May has come to a close

May has come to a close and the mud is providing the Equine Teachers with an extra layer to cater for the colder weather and lots of extra brushing and combing. Oh! How they love all the attention.

Recently I have been updating the HEART™ files and the very experience has raised a great deal of memories. Over the years, we’ve experienced all types of children, most of whom have exhibited ‘challenging behaviour’. The majority of children who come to me have suffered from neglect of one sort or another, and funnily enough that is something I find relatively easy to understand.

When parents have addictions to drink or drugs, or suffer from mental problems, they are obviously in no fit state to care for their children properly and look after their needs in a way they might be able to if they could overcome their problems.

This kind of parenting is not purposefully cruel in the way that actual physical and sexual abuse is cruel – it is a side effect of a different problem. The ideal outcome is that a child will be returned to its parents once the factors that caused the neglect, such as addiction, have been remedied.

A child who has suffered from neglect will have had a miserable time and can arrive here in a very troubled state. They can be full of brashness and bravado, which is usually a disguise for a complete lack of self-esteem. They can often be out and out naughty, as a result of having no boundaries or parental guidance at home, and as a way of seeking attention.

The anger and resentment can stem from the unpredictable nature of life at home, were nothing was ever certain. Would mum be too drunk to function today? Would dad be spaced out or violent? Where the borders between who was the adult and who was the child, and who was caring for whom, were often blurred. They may try to destroy things, or steal, or be manipulative and self-seeking. To be honest, when you know what some of them have had to put up with in their short lives, who can blame them?

The way that I’ve found is usually best with children from this kind of background is fairly simple: I provide stability and a positive environment in which good behaviour is rewarded with praise. Most children desire approval and want to be liked, and most are able to unlearn negative behaviour patterns and accept different ones when they realise how much better and easier life is with new order.

For many of them, a regular routine provides a blessed relief to the chaos and unpredictability of life at home and school, and they soon respond to a calm, positive environment where they know certain things will happen at certain times. Something as simple as knowing for sure when and where the next meal is coming from can provide an anchor for troubled children who have only ever known uncertainty and disappointment. Routine is safe; it is possible to get things right inside a routine and getting things right is lovely when it means being praised, approved of and rewarded.

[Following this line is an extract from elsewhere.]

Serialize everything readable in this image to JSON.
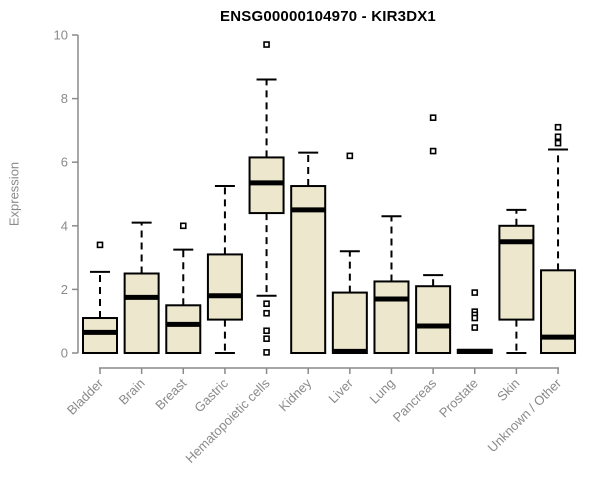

So why am I telling you this? Mainly because there are a lot of schools, teachers, social workers and families who do not understand that emotional healing and challenging behaviours take time to heal, there is no timetable there are no quick fixes.

When people ask me “how many sessions does the child need?” My answer is however long it takes! We teach children maths and we teach children maths, so how come we don’t teach them about being positive, to feel confident, to focus on all the little things they do well, that we all make mistakes and a full life is a life is filled with mistakes we can learn from.

The best way of changing any behaviour is by being a role model for the change you want to see in your children.

I have a tool to share with you, it is the 10 rule. If the person you are dealing with is a 9 then you must take control of your emotions and be a 1. At the HEART™ programme the week before last, I introduced the 10 rule in one of the sessions. A horse was behaving like a 10, so I walked away and said I will be back when he calms down. There was no logic sense to go there and also be a 10, which would end up a 20 and a disaster, two creatures out of control, shouting and angry. Sound familiar!

The children asked me if I had given in to the horse. No I have not given up on the horse, I was allowing the horse to calm down and own his own behaviour, and it is the horses’ problem and I had nothing to do with it.

This week before I had a chance to speak one of the boys announced that he had used the 10 rule at home. “I had just got home from school and mum started shouting, swearing and carrying on, she was at least an 8, so I went outside until she calmed down, I was being a 2. After a while I went back inside and told mum about the 10 rule.

The 10 rule works on all occasions and situations, you only have to do it.